When establishing an annuity or promissory note, the individual must ensure that the terms comply with the law.
For example, the terms of the promissory note must remain within the fair market value or it may trigger a Medicaid penalty.
Men and women wishing to protect their assets using this method should talk with an attorney to ensure everything is handled legally.
Caregiver Agreements
Personal care agreements enable family or friends to provide seniors with services not covered by Medicaid or a typical skilled nursing facility and to be compensated for these services.
Seniors often prefer this arrangement because it enables them to remain in their own homes.
The senior pays the caregiver for these services in advance to reduce their assets and qualify for Medicaid.
To use this option, a person must ensure the agreement complies with all Medicaid requirements.
The contract must outline the caregiver’s hours and the services they will provide.
The caregiver must provide written invoices showing that they have abided by the terms.

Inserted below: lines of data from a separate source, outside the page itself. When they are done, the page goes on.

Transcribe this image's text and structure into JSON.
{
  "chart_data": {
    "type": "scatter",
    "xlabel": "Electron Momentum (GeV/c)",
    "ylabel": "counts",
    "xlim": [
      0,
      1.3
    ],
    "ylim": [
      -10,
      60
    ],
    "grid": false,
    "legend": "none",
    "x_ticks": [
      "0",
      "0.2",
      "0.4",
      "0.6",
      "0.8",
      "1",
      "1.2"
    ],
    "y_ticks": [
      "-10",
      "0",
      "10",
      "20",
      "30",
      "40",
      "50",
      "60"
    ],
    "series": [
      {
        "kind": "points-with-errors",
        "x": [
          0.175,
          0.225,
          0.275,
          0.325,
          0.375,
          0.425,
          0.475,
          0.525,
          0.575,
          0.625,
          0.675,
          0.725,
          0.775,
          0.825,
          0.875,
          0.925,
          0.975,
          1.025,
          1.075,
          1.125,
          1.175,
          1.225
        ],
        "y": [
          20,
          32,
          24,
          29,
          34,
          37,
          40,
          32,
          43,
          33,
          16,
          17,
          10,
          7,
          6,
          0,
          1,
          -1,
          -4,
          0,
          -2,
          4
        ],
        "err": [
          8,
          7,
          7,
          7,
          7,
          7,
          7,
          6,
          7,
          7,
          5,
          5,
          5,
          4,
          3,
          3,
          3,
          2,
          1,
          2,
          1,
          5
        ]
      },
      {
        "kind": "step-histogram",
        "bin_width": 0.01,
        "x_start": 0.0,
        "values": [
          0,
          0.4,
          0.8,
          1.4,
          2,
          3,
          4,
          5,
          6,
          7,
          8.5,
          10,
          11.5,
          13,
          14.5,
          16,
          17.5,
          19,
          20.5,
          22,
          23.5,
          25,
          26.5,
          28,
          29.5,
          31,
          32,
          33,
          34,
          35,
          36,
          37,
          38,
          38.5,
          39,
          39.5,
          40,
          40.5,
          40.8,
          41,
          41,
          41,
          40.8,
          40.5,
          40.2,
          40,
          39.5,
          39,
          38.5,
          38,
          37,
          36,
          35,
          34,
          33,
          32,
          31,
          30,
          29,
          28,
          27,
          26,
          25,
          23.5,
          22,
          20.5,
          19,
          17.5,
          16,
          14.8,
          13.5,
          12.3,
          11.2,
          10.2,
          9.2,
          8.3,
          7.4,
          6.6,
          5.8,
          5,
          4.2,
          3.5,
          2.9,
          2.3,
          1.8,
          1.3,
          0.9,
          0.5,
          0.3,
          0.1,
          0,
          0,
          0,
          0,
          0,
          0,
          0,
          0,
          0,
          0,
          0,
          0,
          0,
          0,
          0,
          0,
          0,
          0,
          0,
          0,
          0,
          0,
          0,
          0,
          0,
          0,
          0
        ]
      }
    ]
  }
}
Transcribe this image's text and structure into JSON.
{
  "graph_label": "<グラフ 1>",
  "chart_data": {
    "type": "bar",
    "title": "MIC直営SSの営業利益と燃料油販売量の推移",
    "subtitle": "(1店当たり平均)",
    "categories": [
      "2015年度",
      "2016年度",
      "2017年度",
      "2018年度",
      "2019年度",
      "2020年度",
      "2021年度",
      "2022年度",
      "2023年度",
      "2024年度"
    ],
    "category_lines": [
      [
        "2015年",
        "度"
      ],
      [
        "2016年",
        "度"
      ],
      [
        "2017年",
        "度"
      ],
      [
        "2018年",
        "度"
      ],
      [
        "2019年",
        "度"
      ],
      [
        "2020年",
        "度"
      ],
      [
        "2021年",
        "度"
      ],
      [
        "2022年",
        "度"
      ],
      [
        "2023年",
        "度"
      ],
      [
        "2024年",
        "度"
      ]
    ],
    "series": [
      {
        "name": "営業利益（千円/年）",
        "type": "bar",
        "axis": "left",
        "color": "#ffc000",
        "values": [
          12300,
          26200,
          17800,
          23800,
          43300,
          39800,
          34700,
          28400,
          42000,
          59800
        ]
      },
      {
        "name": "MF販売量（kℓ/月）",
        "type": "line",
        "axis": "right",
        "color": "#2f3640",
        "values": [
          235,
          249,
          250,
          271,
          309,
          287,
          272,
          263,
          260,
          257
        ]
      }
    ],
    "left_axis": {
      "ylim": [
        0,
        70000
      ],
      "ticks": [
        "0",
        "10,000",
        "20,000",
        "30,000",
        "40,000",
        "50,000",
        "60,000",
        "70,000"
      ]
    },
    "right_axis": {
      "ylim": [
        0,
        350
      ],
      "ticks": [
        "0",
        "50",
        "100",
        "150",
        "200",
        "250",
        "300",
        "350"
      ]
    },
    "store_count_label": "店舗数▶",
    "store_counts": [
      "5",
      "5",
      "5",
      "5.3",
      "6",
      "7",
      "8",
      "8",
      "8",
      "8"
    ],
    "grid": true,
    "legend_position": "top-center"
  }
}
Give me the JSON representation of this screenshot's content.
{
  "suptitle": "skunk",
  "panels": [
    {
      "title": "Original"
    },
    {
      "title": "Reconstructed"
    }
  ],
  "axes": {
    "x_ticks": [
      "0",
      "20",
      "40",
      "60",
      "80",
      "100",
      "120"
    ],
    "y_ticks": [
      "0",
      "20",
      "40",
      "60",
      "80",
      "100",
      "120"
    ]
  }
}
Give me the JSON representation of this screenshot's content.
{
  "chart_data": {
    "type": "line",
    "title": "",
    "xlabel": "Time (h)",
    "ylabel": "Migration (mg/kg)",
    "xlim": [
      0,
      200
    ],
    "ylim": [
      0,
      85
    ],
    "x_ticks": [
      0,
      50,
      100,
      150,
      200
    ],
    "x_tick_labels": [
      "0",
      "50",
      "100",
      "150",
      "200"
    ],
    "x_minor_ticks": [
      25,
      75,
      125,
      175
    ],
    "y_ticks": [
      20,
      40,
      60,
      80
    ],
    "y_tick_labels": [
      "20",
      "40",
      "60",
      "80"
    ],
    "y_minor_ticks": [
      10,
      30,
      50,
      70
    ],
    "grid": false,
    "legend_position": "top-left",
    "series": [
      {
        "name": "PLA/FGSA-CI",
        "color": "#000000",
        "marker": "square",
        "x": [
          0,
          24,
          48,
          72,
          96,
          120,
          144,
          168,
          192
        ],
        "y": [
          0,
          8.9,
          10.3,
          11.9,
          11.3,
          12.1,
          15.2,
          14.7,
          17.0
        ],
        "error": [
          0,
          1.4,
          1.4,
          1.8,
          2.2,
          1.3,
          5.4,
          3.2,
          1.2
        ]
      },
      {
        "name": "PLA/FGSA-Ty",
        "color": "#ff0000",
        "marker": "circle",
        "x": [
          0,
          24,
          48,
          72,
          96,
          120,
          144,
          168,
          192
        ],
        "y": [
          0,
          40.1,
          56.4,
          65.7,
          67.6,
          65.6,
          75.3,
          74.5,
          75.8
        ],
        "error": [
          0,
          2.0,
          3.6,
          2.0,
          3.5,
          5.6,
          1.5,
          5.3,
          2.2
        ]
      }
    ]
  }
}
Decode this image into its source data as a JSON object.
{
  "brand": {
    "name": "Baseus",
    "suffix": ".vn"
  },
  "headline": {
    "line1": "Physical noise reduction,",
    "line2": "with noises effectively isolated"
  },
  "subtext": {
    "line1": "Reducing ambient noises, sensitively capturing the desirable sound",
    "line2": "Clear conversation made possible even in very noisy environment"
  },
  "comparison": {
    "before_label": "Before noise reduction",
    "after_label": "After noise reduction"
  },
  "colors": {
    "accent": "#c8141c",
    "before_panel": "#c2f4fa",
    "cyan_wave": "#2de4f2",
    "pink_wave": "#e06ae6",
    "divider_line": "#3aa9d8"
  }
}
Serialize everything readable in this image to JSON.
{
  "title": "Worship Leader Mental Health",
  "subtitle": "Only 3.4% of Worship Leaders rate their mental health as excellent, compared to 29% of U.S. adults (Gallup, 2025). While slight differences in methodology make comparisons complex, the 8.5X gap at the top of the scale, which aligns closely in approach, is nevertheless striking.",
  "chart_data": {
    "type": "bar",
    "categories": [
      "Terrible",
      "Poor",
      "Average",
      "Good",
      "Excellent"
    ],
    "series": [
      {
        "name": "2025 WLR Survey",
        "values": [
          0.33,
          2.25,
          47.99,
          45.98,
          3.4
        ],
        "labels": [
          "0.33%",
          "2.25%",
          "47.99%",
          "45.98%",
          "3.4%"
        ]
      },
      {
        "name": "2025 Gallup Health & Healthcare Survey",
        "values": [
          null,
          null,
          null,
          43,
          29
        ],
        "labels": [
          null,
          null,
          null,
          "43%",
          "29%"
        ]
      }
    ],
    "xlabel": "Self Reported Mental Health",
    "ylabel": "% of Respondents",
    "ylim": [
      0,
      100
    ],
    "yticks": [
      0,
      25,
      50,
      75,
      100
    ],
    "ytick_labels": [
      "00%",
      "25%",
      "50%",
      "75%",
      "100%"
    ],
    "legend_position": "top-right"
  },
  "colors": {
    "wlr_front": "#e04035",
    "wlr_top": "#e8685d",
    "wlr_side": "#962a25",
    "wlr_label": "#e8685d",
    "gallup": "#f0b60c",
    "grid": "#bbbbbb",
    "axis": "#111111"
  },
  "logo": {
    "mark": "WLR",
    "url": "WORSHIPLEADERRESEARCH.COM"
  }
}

The lump sum provided to the caregiver is based on the individual’s reasonable life expectancy and the prevailing rate for services in their area.
When the senior dies, unearned funds are returned to Medicaid up to the amount the program paid for the senior’s care.
Spousal Transfers
Medicaid allows spouses to transfer assets to one another, and the look-back period doesn’t apply to these transfers.
The person needing long-term care transfers their assets to the healthy spouse to qualify for Medicaid.
Medicaid has the option of seeking contributions from the healthy spouse but isn’t required by law to pursue those rights.
It may request the full amount, ask for a discounted rate, or allow the spouse to keep all assets.
However, this strategy may not be effective in all states, so the couple should consult with an eldercare attorney to learn about this option and others.
The attorney will help them select the most suitable method for their specific situation.
Elderly individuals and their loved ones should talk with eldercare professionals to learn how to protect their Medicaid benefits.
Each situation is unique, and these professionals help families evaluate all options to determine which strategy is appropriate.
With their help, an individual can safeguard their assets and ensure their loved ones are cared for when they are gone.